A dream

I finally slept. I dreamed I was at the edge of a long, narrow frozen pond in the midst of a snow-covered forest. The ice was thick near the edge, thinner toward the middle. I saw people lying face-down on the ice near the center. I couldn’t tell how many. My focus was only on the ones nearest to me. They were still; I thought they were dead at first. But then I noticed indentations in the ice from the warmth of their bodies, and I knew they were alive. Alive, but terrified that if they moved so much as a muscle, they would fall through. I couldn’t get out to help them without breaking the ice myself, so I turned and trudged as fast as I could through the thigh-deep snow until I found a long branch poking out of a snowdrift. Slowly, breathlessly, I dragged it back to the pond.

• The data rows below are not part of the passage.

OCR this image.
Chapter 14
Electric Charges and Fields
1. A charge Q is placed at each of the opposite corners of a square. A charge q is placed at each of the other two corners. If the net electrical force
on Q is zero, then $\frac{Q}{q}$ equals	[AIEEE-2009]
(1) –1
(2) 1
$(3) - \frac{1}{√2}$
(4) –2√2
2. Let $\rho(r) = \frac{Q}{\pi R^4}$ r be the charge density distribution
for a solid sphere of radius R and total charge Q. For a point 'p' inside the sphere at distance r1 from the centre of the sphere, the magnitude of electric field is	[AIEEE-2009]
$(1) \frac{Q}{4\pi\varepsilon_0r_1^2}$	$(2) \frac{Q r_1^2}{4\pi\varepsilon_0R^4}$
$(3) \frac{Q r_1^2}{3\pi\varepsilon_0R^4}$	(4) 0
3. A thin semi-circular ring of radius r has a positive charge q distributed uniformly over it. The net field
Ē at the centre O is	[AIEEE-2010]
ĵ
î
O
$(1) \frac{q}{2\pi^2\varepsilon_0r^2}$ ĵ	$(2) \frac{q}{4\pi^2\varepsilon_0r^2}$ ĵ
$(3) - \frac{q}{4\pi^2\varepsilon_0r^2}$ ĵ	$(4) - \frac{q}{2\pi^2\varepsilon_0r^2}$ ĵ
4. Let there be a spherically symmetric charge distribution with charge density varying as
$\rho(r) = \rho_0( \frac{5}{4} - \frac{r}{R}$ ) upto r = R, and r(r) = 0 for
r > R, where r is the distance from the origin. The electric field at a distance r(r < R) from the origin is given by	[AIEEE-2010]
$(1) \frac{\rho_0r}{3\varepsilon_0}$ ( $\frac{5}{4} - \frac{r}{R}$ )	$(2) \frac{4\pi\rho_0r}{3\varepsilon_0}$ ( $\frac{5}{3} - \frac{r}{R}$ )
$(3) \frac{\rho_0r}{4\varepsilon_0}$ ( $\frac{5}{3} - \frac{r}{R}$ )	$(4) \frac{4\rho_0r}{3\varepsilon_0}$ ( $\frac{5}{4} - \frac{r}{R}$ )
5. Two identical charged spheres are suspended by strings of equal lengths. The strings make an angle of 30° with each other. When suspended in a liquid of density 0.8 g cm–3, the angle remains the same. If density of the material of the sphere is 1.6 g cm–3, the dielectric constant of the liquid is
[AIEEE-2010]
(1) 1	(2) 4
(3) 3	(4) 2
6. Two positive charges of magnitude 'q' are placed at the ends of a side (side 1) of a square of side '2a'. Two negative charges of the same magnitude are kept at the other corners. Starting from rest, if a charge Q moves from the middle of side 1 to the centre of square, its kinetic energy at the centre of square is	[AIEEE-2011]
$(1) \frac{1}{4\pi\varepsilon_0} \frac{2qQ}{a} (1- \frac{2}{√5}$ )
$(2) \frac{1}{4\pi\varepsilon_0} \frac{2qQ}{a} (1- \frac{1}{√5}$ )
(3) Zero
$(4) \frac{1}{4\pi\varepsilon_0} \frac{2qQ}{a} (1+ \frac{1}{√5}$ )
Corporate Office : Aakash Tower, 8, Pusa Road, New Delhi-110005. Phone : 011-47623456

Someone else had come along while I was gone. He stood on the opposite side, gazing at me helplessly. I carefully pushed the branch across the ice to him. When both of us had a firm grip, we slid it toward some of the people and yelled for them to reach out and grab hold. They hadn’t stirred while all this was going on, and even in the brief time I’d been away, the heat of their bodies had melted more of the ice. Yet for a long time, or what seemed like a long time, no one moved. Then, without lifting his half-frozen face from the ice, a man raised his right arm and carefully, blindly, swept it back and forth through the air, searching for the branch we were shouting for him to grab onto. Just as his hand touched the branch, I woke up.